Work begins on Government Computer-Based Patient Record

The goal is a
“seamless exchange and access to information.”


Litton PRC Inc. will develop the first version of the Government Computer-Based Patient
Record, under a one-year task order that could set broad new standards for health care
records.


Six of the seven Lot 3 prime contractors for the Defense Medical Information
System/Systems Integration, Design, Development, Operations and Maintenance Services II
contract submitted GCPR proposals to the Defense Supply Service–Washington in June,
said Col. Lynn Ray, chief program manager for the Composite Health Care System II Program
Office.


Ray said he could not estimate the task order’s value because Litton PRC has not
yet responded to the statement of work. Input of Vienna, Va., put the GCPR project’s
value at $5 million.


Industry consultant Robert J. Guerra of Guerra and Associates of Oakton, Va., placed
the value around $13 million.


“I don’t think we’ll have a patient record system” as a result of
Litton PRC’s work, but “we’ll have a set of standards and protocols,”
Ray said.


The GCPR partners are the Defense Department Office of Health Affairs, Indian Health
Service, Louisiana State University Medical Center and Veterans Health Administration.


Ray said Litton PRC will deliver the first version of GCPR after August 1999.


“We had a shared vision, and we’re heading down parallel paths,” said
Dr. Richard Ferrans, telemedicine chief at LSU Medical Center in New Orleans. “We
wanted seamless exchange and access to information.”


Litton PRC’s proposal gave a detailed explanation of problems that need to be
resolved before health care providers can share information, Ray said.


The company will develop the fundamental architecture for a system that he compared to
AT&T Corp. providing long-distance service to telephone customers who want to place
calls over other providers’ networks.


GCPR is supposed to help DOD keep track of a widely dispersed and mobile work force,
Ray said. “We need portable data that you can pull anywhere,” he said.

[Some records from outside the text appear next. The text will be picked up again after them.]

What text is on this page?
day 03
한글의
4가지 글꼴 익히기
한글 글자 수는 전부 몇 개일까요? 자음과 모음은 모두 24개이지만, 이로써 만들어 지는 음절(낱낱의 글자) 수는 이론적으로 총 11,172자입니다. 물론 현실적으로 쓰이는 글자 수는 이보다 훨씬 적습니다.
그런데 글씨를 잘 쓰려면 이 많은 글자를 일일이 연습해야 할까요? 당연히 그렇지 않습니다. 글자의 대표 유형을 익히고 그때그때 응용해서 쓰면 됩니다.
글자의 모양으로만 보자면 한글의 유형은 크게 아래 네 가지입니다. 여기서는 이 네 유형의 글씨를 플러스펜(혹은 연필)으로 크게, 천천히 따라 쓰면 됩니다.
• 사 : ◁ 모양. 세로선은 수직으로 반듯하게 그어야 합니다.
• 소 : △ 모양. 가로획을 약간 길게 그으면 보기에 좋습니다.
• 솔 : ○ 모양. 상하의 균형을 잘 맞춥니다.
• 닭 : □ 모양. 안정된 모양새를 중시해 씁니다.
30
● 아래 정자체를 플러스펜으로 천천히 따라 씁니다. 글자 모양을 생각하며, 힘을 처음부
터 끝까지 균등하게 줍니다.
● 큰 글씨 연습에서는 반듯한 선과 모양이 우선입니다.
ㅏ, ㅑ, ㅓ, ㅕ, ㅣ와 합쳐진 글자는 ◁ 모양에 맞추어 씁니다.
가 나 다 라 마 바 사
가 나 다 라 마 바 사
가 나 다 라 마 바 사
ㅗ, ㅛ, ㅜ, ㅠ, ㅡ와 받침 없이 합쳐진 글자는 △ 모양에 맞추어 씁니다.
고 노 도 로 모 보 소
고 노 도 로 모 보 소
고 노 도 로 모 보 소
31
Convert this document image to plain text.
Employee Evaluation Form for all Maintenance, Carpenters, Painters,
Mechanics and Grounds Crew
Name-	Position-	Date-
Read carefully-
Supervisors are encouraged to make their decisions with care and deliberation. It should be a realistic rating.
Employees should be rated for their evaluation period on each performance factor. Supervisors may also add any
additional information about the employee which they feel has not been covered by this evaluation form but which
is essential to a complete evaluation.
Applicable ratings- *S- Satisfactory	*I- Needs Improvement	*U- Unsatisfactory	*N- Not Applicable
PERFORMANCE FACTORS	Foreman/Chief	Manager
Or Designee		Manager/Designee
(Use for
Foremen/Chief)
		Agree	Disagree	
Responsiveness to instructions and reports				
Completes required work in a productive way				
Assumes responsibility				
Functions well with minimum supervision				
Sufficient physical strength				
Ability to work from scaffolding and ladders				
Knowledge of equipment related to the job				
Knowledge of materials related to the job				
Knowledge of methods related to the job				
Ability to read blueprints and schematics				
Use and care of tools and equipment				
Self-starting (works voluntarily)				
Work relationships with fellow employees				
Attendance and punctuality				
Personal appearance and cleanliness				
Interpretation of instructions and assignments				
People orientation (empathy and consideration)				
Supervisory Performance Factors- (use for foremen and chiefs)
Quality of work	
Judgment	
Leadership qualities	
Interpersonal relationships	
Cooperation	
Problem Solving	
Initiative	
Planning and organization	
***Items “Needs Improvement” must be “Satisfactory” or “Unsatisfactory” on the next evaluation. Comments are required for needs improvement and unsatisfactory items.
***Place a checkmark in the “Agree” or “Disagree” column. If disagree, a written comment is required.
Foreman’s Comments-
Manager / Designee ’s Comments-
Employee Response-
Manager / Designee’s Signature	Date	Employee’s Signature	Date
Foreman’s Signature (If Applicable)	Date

The common record also will eliminate the need for Veterans Affairs Department
officials to create duplicate records for retired personnel who seek medical service at VA
facilities.


Ray said the system must comply with the Health Insurance Portability and
Accountability Act of 1996, which requires the secretary of Health and Human Services to
set standards for electronic transactions that ensure privacy during the processing and
transmission of patient data such as Social Security numbers and health conditions (see
story, Page 16).


In addition to security standards, the GCPR project will establish a framework for data
access and messaging, Ferrans said. “It’s a core for standardizing order entry,
nurses’ and doctors’ notes,” and applications that access legacy data, he
said.


After the partners get GCPR running and “work out the kinks, there could be a
rush” to adopt the standards elsewhere, Ferrans said.